Notwithstanding that every motorist automatically gives “Implied Consent” for such testing, police officers must, under most circumstances, read the motorist what are commonly called “Implied Consent” Warnings (or “Refusal Warnings”) before a refusal to submit to such a test can be used against the motorist in court or as a basis to take away the motorist’s driving privileges. If a motorist is asked to take such a test and refuses, the officer must then read the Warnings. After being read these Warnings, each motorist is asked again to submit a blood, urine or breath sample for testing. If the motorist refuses again, the refusal can be used against that motorist as evidence of a “guilty conscience” (i.e., that the motorist chose not to submit because he or she knew that the test result would provide evidence of guilt).

Depending on the particular circumstances of your case and criminal or DWI history, it may or may not be a good idea to submit a sample for testing. The decision is a critical one, and in almost all circumstances the motorist under arrest will not have sufficient knowledge or experience to make the best choice for his or her case.

The New York State DWI laws are somewhat unique insofar as a motorist has a “qualified right” to consult with an attorney before deciding whether to refuse or to submit a sample for chemical testing. The right is deemed “qualified” because, though the motorist has the right to call or consult with an attorney, the police do not have to wait for an attorney’s arrival or allow the motorist to seek legal advice if the act of contacting an attorney unreasonably obstructs the arrest and investigative process.

Experienced and knowledgeable New York State DWI attorneys expect taking late night calls as a part of their jobs. Speaking with an attorney is critical because taking or refusing to take a chemical test will result in consequences which could have a devastating effect on your life and DWI case.

New York State DWI Zero Tolerance Law

Are you under 21 years old?  An introduction to New York State’s Zero Tolerance Law:

The Zero Tolerance Law applies to a person under age 21 who operates a motor vehicle with a BAC of not less than .02%, nor more than .07%, regardless of whether or not the person is legally “impaired” at all.

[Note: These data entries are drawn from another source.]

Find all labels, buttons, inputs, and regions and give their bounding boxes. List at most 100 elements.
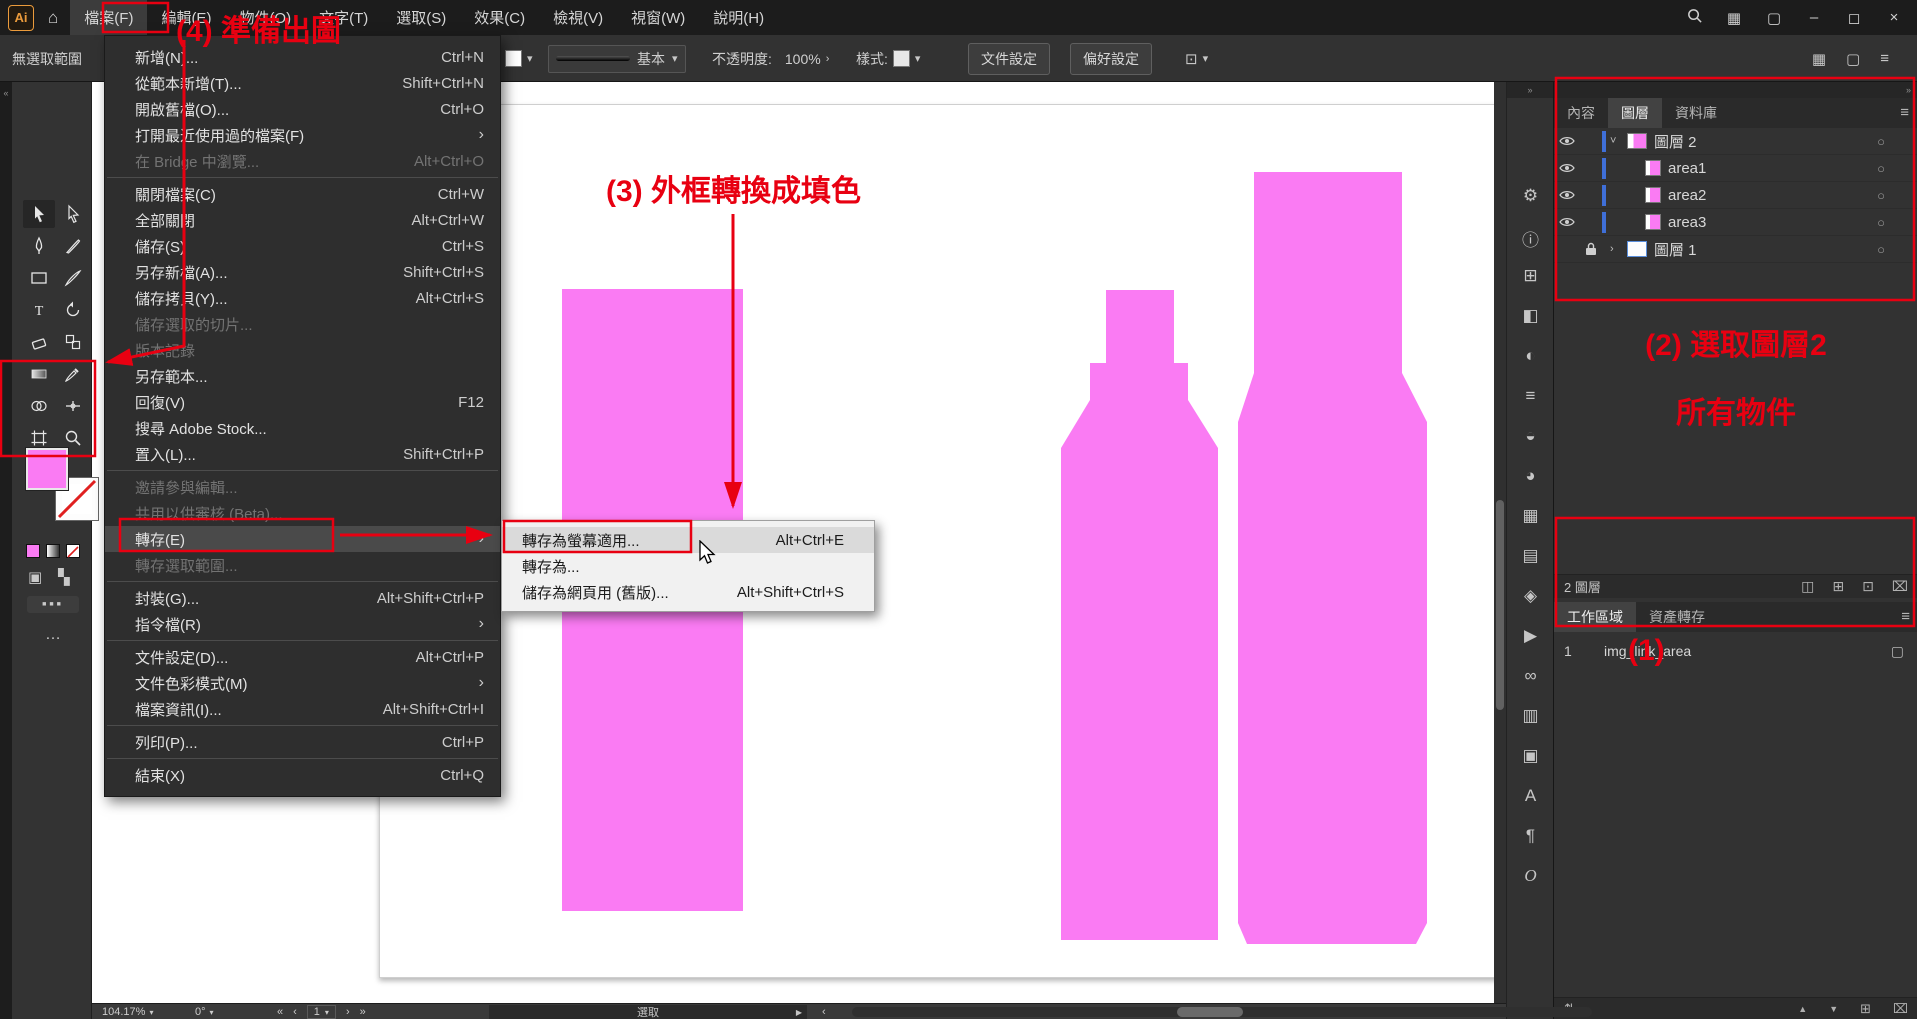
new-layer-icon[interactable]: ⊡ — [1862, 578, 1874, 595]
artboard-number-dropdown[interactable]: 1 ▾ — [307, 1005, 336, 1019]
color-mode-swatch[interactable] — [26, 544, 40, 558]
drawing-modes-button[interactable]: ■■■ — [27, 596, 79, 613]
target-circle-icon[interactable]: ○ — [1877, 134, 1885, 149]
menubar-item-edit[interactable]: 編輯(E) — [147, 0, 225, 35]
menu-item-save-as[interactable]: 另存新檔(A)...Shift+Ctrl+S — [105, 259, 500, 285]
menubar-item-view[interactable]: 檢視(V) — [539, 0, 617, 35]
move-down-icon[interactable]: ▼ — [1829, 1004, 1838, 1014]
move-up-icon[interactable]: ▲ — [1798, 1004, 1807, 1014]
stroke-color-dropdown[interactable]: ▾ — [505, 35, 533, 82]
make-clipping-mask-icon[interactable]: ◫ — [1801, 578, 1814, 595]
properties-gear-icon[interactable]: ⚙ — [1507, 186, 1554, 206]
horizontal-scrollbar-thumb[interactable] — [1177, 1007, 1243, 1017]
menu-item-open[interactable]: 開啟舊檔(O)...Ctrl+O — [105, 96, 500, 122]
menu-item-exit[interactable]: 結束(X)Ctrl+Q — [105, 762, 500, 788]
layer-row-layer1[interactable]: › 圖層 1 ○ — [1554, 236, 1917, 263]
pink-bottle-shape-1[interactable] — [1061, 290, 1218, 940]
menu-item-new-from-template[interactable]: 從範本新增(T)...Shift+Ctrl+N — [105, 70, 500, 96]
shape-builder-tool[interactable] — [23, 392, 55, 420]
eyedropper-tool[interactable] — [57, 360, 89, 388]
gradient-tool[interactable] — [23, 360, 55, 388]
menu-item-save-as-template[interactable]: 另存範本... — [105, 363, 500, 389]
home-icon[interactable]: ⌂ — [48, 8, 58, 28]
edit-toolbar-icon[interactable]: … — [45, 626, 61, 644]
visibility-eye-icon[interactable] — [1554, 162, 1580, 174]
menubar-item-help[interactable]: 說明(H) — [699, 0, 778, 35]
layer-row-area3[interactable]: area3 ○ — [1554, 209, 1917, 236]
last-artboard-icon[interactable]: » — [360, 1006, 366, 1018]
menu-item-save-copy[interactable]: 儲存拷貝(Y)...Alt+Ctrl+S — [105, 285, 500, 311]
stroke-icon[interactable]: ≡ — [1507, 386, 1554, 406]
pathfinder-icon[interactable]: ◧ — [1507, 306, 1554, 326]
tab-artboards[interactable]: 工作區域 — [1554, 602, 1636, 632]
style-swatch[interactable] — [893, 50, 910, 67]
arrange-documents-icon[interactable]: ▦ — [1812, 50, 1826, 68]
brushes-icon[interactable]: ▤ — [1507, 546, 1554, 566]
menu-item-new[interactable]: 新增(N)...Ctrl+N — [105, 44, 500, 70]
menubar-item-window[interactable]: 視窗(W) — [617, 0, 699, 35]
style-control[interactable]: 樣式: ▾ — [856, 35, 920, 82]
chevron-down-icon[interactable]: ˅ — [1610, 135, 1624, 147]
menu-item-document-setup[interactable]: 文件設定(D)...Alt+Ctrl+P — [105, 644, 500, 670]
character-icon[interactable]: A — [1507, 786, 1554, 806]
document-grid-icon[interactable]: ▢ — [1846, 50, 1860, 68]
panel-menu-icon[interactable]: ≡ — [1901, 608, 1910, 625]
previous-artboard-icon[interactable]: ‹ — [293, 1006, 297, 1018]
chevron-right-icon[interactable]: › — [1610, 243, 1624, 255]
rectangle-tool[interactable] — [23, 264, 55, 292]
panel-menu-icon[interactable]: ≡ — [1900, 104, 1909, 121]
rotate-tool[interactable] — [57, 296, 89, 324]
artboard-row[interactable]: 1 img_link_area ▢ — [1554, 636, 1917, 666]
layer-thumbnail[interactable] — [1627, 241, 1647, 257]
object-thumbnail[interactable] — [1645, 187, 1661, 203]
status-play-icon[interactable]: ▶ — [796, 1008, 802, 1017]
menu-item-package[interactable]: 封裝(G)...Alt+Shift+Ctrl+P — [105, 585, 500, 611]
tab-content[interactable]: 內容 — [1554, 98, 1608, 128]
layer-row-layer2[interactable]: ˅ 圖層 2 ○ — [1554, 128, 1917, 155]
target-circle-icon[interactable]: ○ — [1877, 242, 1885, 257]
artboard-name[interactable]: img_link_area — [1604, 643, 1691, 659]
tab-libraries[interactable]: 資料庫 — [1662, 98, 1730, 128]
draw-normal-mode-icon[interactable]: ▣ — [28, 568, 42, 586]
collapse-panels-icon[interactable]: » — [1554, 82, 1917, 98]
zoom-control[interactable]: 104.17% ▾ — [102, 1004, 153, 1019]
swatches-icon[interactable]: ▦ — [1507, 506, 1554, 526]
type-tool[interactable]: T — [23, 296, 55, 324]
menu-item-save-for-web-legacy[interactable]: 儲存為網頁用 (舊版)...Alt+Shift+Ctrl+S — [502, 579, 874, 605]
asset-export-icon[interactable]: ▥ — [1507, 706, 1554, 726]
document-layout-icon[interactable]: ▢ — [1765, 9, 1783, 27]
actions-icon[interactable]: ▶ — [1507, 626, 1554, 646]
object-thumbnail[interactable] — [1645, 160, 1661, 176]
tab-layers[interactable]: 圖層 — [1608, 98, 1662, 128]
tab-asset-export[interactable]: 資產轉存 — [1636, 602, 1718, 632]
menu-item-document-color-mode[interactable]: 文件色彩模式(M)› — [105, 670, 500, 696]
visibility-eye-icon[interactable] — [1554, 189, 1580, 201]
menu-item-search-adobe-stock[interactable]: 搜尋 Adobe Stock... — [105, 415, 500, 441]
delete-artboard-icon[interactable]: ⌧ — [1893, 1001, 1908, 1017]
scale-tool[interactable] — [57, 328, 89, 356]
layer-thumbnail[interactable] — [1627, 133, 1647, 149]
rotation-value[interactable]: 0° — [195, 1006, 206, 1018]
close-icon[interactable]: × — [1885, 9, 1903, 26]
target-circle-icon[interactable]: ○ — [1877, 188, 1885, 203]
next-artboard-icon[interactable]: › — [346, 1006, 350, 1018]
gradient-mode-swatch[interactable] — [46, 544, 60, 558]
none-mode-swatch[interactable] — [66, 544, 80, 558]
target-circle-icon[interactable]: ○ — [1877, 215, 1885, 230]
layer-row-area2[interactable]: area2 ○ — [1554, 182, 1917, 209]
menu-item-save[interactable]: 儲存(S)Ctrl+S — [105, 233, 500, 259]
object-thumbnail[interactable] — [1645, 214, 1661, 230]
target-circle-icon[interactable]: ○ — [1877, 161, 1885, 176]
layer-row-area1[interactable]: area1 ○ — [1554, 155, 1917, 182]
links-icon[interactable]: ∞ — [1507, 666, 1554, 686]
vertical-scrollbar[interactable] — [1494, 82, 1506, 1003]
artboards-panel-icon[interactable]: ▣ — [1507, 746, 1554, 766]
menubar-item-file[interactable]: 檔案(F) — [70, 0, 147, 35]
expand-panels-icon[interactable]: » — [1507, 82, 1553, 98]
new-artboard-icon[interactable]: ⊞ — [1860, 1001, 1871, 1017]
menu-item-revert[interactable]: 回復(V)F12 — [105, 389, 500, 415]
gradient-icon[interactable]: ◒ — [1507, 426, 1554, 446]
menu-item-place[interactable]: 置入(L)...Shift+Ctrl+P — [105, 441, 500, 467]
menu-item-scripts[interactable]: 指令檔(R)› — [105, 611, 500, 637]
visibility-eye-icon[interactable] — [1554, 135, 1580, 147]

If you are pulled over in your car by a police officer, and then the police officer determines that you are under 21 and have consumed alcohol, you will be temporarily detained for the purpose of taking a breathalyzer test to determine your BAC level. This usually occurs at the police station.

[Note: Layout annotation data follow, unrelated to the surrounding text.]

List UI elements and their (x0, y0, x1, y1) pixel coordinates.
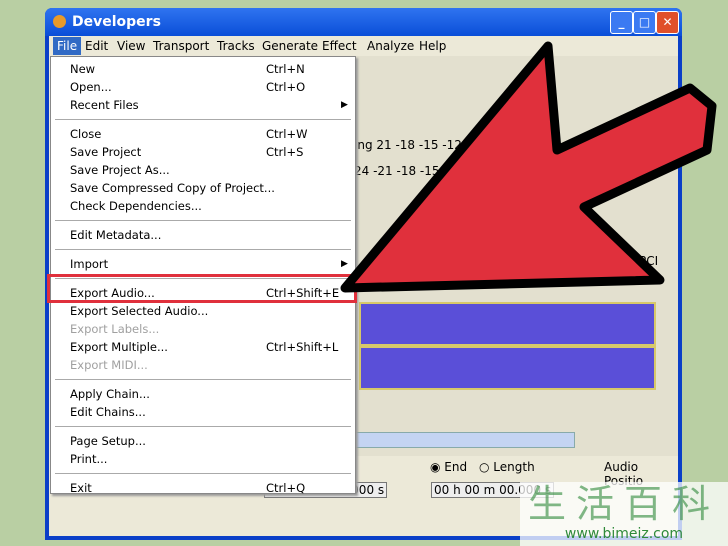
watermark: 生活百科 www.bimeiz.com (520, 482, 728, 546)
watermark-chars: 生活百科 (527, 482, 720, 526)
watermark-url: www.bimeiz.com (564, 526, 684, 542)
arrow-shape (340, 41, 717, 293)
red-arrow-annotation (340, 41, 717, 293)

With a BAC level of not less than .02% nor more than .05%, you will not be charged with DWI, but you will be referred to the DMV to determine whether or not your license should be suspended for violating the Zero Tolerance Law.  You will be provided with a notice to appear for a hearing before an administrative law judge of the Department of Motor Vehicles. It’s during this hearing that a police officer must prove that there was a lawful vehicle stop, that you were driving the vehicle, that you were under 21 at the time of the offense, that the request to take a BAC test was proper, that the BAC test was correctly administered, and that either your BAC was .02% or more at the time of driving or that you refused the breath test.

After testimony is taken from the police officers involved, and then from you (if you wish, but you are not required to testify) and/or your witnesses, the administrative law judge decides whether or not a Zero Tolerance violation occurred, and if a refusal occurred (if applicable).  If such findings are made, you will lose your license.  For a first-time Zero Tolerance violation, you will lose your license for six months.  If you are under 21 and refused a breathalyzer test, your license will be revoked for at least one year.  At the very least, you will also have to pay various civil fees to the DMV before you are granted back your driving privileges.

With a BAC level of more than .05% but less than .08%, the police will have the option of charging you with DWAI and “common law” DWI.  With a BAC level of more than than .08%, you will be charged with a DWI “per se” and “common law” DWI.  In such a case, you will be summoned to appear in criminal court for these charges.  If you are convicted of DWI or DWAI and were under 21 years old at the time of committing the offense, you will lose your license for at least one year.